The affair became public back in 1981, when Ronald Reagan’s newly minted Interior secretary, James Watt — once known for suing the department he went on to lead — was testifying before a House committee. Watt was asked whether he was committed to “save some of our resources … for our children?”
“That is the delicate balance the secretary of the Interior must have,” the secretary affirmed, “to be steward for the natural resources for this generation as well as future generations.” But then he continued: “I do not know how many future generations we can count on before the Lord returns. Whatever it is, we have to manage with a skill to leave the resources for future generations.”
Was Watt suggesting that his faith in the Second Coming should temper the government’s conservation efforts? In response to the ensuing uproar, he maintained that his personal Pentecostal belief in a possibly imminent end of the world would have no bearing on official policy.
But his critics had doubts. Why would anyone who seriously imagined that only a few more generations would enjoy the planet skimp on consuming its resources?
The Watt hearing brought public scrutiny to the relationship between religion and environmental policy, but it was not the end of the affair. American evangelicals are still disproportionately uninterested in climate change and other environmental issues. Their apathy is driven not only by their well-documented distrust of science but also by a specific eschatological belief that Jesus is coming soon to bring history to a rather climactic end. Most evangelicals believe this is simply what the Bible teaches, especially in the Book of Revelation.
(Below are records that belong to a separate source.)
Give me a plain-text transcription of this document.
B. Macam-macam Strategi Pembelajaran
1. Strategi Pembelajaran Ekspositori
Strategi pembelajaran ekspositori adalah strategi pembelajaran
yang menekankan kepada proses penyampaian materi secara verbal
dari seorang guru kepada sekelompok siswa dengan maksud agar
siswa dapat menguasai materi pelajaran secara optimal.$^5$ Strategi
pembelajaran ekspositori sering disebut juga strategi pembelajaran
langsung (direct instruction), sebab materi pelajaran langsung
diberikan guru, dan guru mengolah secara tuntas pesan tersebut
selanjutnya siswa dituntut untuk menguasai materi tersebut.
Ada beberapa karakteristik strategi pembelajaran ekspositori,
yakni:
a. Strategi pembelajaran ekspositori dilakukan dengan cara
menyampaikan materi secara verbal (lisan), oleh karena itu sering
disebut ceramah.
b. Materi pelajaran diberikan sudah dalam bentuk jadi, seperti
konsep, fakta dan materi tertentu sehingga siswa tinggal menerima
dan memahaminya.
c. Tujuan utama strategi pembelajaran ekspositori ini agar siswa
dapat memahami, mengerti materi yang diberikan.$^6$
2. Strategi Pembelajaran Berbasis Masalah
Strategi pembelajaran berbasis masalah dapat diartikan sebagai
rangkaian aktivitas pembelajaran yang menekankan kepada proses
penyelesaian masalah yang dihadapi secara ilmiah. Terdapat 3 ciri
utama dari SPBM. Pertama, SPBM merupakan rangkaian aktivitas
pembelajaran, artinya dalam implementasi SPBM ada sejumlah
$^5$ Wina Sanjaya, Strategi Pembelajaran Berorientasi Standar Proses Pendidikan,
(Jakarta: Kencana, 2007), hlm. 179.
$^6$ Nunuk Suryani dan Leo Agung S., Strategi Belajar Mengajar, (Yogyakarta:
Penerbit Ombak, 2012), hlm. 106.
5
And it’s not just evangelicals. Popular evangelical culture — including Hal Lindsey’s bestselling 1970 book “The Late Great Planet Earth” and, more recently, Tim LaHaye and Jerry B. Jenkins’ blockbuster “Left Behind” novels (with movie spinoffs) — has led many more Americans to believe the Bible predicts our imminent end. Although evangelicals emphatically believe these predictions, and non-evangelicals decidedly do not, it’s broadly assumed that this is indeed what the Bible predicts.
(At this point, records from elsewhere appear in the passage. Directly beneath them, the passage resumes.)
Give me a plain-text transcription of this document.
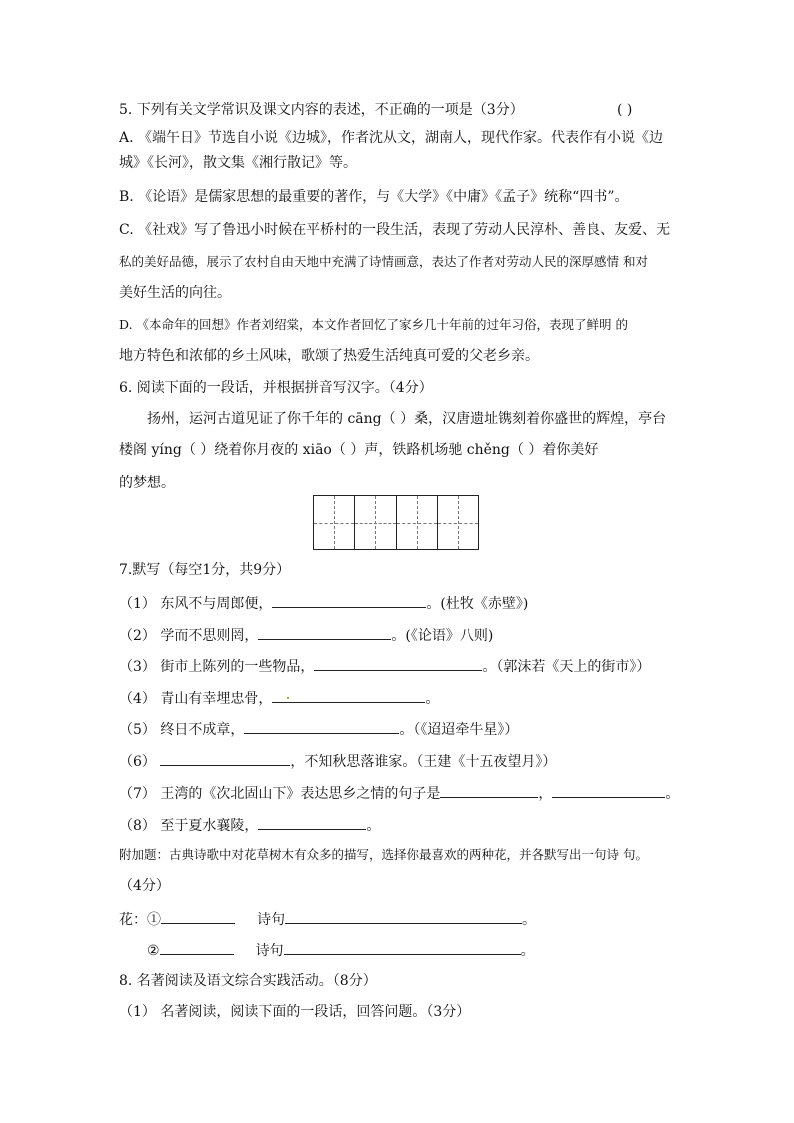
5. 下列有关文学常识及课文内容的表述，不正确的一项是（3分）	( )
A. 《端午日》节选自小说《边城》，作者沈从文，湖南人，现代作家。代表作有小说《边
城》《长河》，散文集《湘行散记》等。
B. 《论语》是儒家思想的最重要的著作，与《大学》《中庸》《孟子》统称“四书”。
C. 《社戏》写了鲁迅小时候在平桥村的一段生活，表现了劳动人民淳朴、善良、友爱、无
私的美好品德，展示了农村自由天地中充满了诗情画意，表达了作者对劳动人民的深厚感情 和对
美好生活的向往。
D. 《本命年的回想》作者刘绍棠，本文作者回忆了家乡几十年前的过年习俗，表现了鲜明 的
地方特色和浓郁的乡土风味，歌颂了热爱生活纯真可爱的父老乡亲。
6. 阅读下面的一段话，并根据拼音写汉字。（4分）
扬州，运河古道见证了你千年的 cāng（ ）桑，汉唐遗址镌刻着你盛世的辉煌，亭台
楼阁 yíng（ ）绕着你月夜的 xiāo（ ）声，铁路机场驰 chěng（ ）着你美好
的梦想。
7.默写（每空1分，共9分）
（1） 东风不与周郎便，	。(杜牧《赤壁》)
（2） 学而不思则罔，	。(《论语》八则)
（3） 街市上陈列的一些物品，	。（郭沫若《天上的街市》）
（4） 青山有幸埋忠骨，	。
（5） 终日不成章，	。（《迢迢牵牛星》）
（6）	，不知秋思落谁家。（王建《十五夜望月》）
（7） 王湾的《次北固山下》表达思乡之情的句子是	，	。
（8） 至于夏水襄陵，	。
附加题：古典诗歌中对花草树木有众多的描写，选择你最喜欢的两种花，并各默写出一句诗 句。
（4分）
花：①	诗句	。
②	诗句	。
8. 名著阅读及语文综合实践活动。（8分）
（1） 名著阅读，阅读下面的一段话，回答问题。（3分）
In fact, Scripture says no such thing, either in Revelation or in any other book. This is widely known among historical scholars of the Bible but scarcely at all outside our ranks.
It was not always that way. Throughout the long history of Christianity — from at least the 4th century to the early 19th — the vast majority of those who read and heard the stories in the Bible (including the forerunners of modern evangelicals) believed Revelation was describing events that had already happened or were happening in their own time in the life of the church. They were not thought to refer to a near or distant future.
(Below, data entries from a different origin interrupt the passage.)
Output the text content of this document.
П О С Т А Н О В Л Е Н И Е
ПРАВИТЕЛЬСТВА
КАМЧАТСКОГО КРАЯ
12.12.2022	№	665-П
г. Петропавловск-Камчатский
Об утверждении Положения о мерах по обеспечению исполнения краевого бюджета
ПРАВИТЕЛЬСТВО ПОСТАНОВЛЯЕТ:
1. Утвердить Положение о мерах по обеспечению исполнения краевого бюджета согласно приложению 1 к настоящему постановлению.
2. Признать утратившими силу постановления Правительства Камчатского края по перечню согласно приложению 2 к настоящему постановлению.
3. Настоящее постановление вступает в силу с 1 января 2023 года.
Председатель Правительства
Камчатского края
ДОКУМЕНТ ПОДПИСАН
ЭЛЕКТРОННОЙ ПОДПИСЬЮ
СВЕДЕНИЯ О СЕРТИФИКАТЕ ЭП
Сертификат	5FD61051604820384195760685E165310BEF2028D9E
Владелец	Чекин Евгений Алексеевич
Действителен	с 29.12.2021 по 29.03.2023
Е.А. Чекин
Oddly enough, the French Revolution changed all that. The surrealities of the Reign of Terror convinced horrified Christians in Britain that the world was coming to a crashing halt in fulfillment of the catastrophes described in Revelation. This futuristic reading of Scripture swept through England and then, with a vengeance, America: The world was going to hell, and it was all according to plan.
This is a religious belief with clear social and political implications. Even in secular life, future expectations affect the decisions we make. We may be willing to incur debts for law school or a second mortgage if we think it will pay off in the long run; if we’re not so certain, we are disinclined to take the risk. During the Cold War, Americans convinced that a nuclear exchange was inevitable put less money into their savings accounts. What would be the point?
In the religious realm, virtually every major crisis has been taken to show that the prophesied signs of the end times were being fulfilled: the horrors of World War I, the Nazi threat, the atomic bomb, the Cold War, the Gulf wars, the invasion of Ukraine — not to mention all kinds of natural disasters. So, too, has the Antichrist repeatedly risen among us: the Kaiser, Benito Mussolini, Mikhail Gorbachev (with the “mark of the beast” on his forehead), Saddam Hussein, Vladimir Putin — pick your enemy of the human race. The end is therefore perpetually upon us, as it was in 1959; 1988; 2000; 2011; 2021 — pick your date.
Many such predictions were based on assured readings of Revelation and were demonstrably wrong — and not because the doomsayers misunderstood a detail here or there or forgot about one verse or another. They were wrong because of a fundamental misreading of Revelation.
Biblical scholars have long recognized that the book was written for a 1st century audience with 1st century concerns about the 1st century Roman Empire. But there is nothing particularly scintillating about that understanding for modern audiences. You mean our generation is not the climax of all human history? It isn’t all about us? How disappointing.
While many of us continue to worry about how we might indeed destroy ourselves and our planet, incredible numbers put their trust in the ultimate deus ex machina. A 2006 Pew Research Poll showed that 79% of Christians (not just evangelicals) believed that Jesus would indeed return to Earth. More intriguing, a 2010 poll indicated that over half of American Protestants believed he would return by 2050.
If a significant portion of the voting public believes the end of our civilization is just 40 years off, why worry about the environment? Why support the Paris climate agreement to reduce greenhouse gas emissions to zero by 2050? It’s no surprise that believers in the Second Coming are significantly more likely to oppose governmental attempts to fight climate change.
That this view is based on a misinterpretation of the Bible suggests that religious expertise has never been more crucial to humankind. Who would have thought that serious biblical scholarship could help preserve the ice caps and stem the rising seas? Could it thereby contribute to our collective salvation after all?
It can only help. Let’s spread the word before it’s too late.
Bart D. Ehrman is a professor of religious studies at the University of North Carolina at Chapel Hill and the author of “Armageddon: What the Bible Really Says About the End.”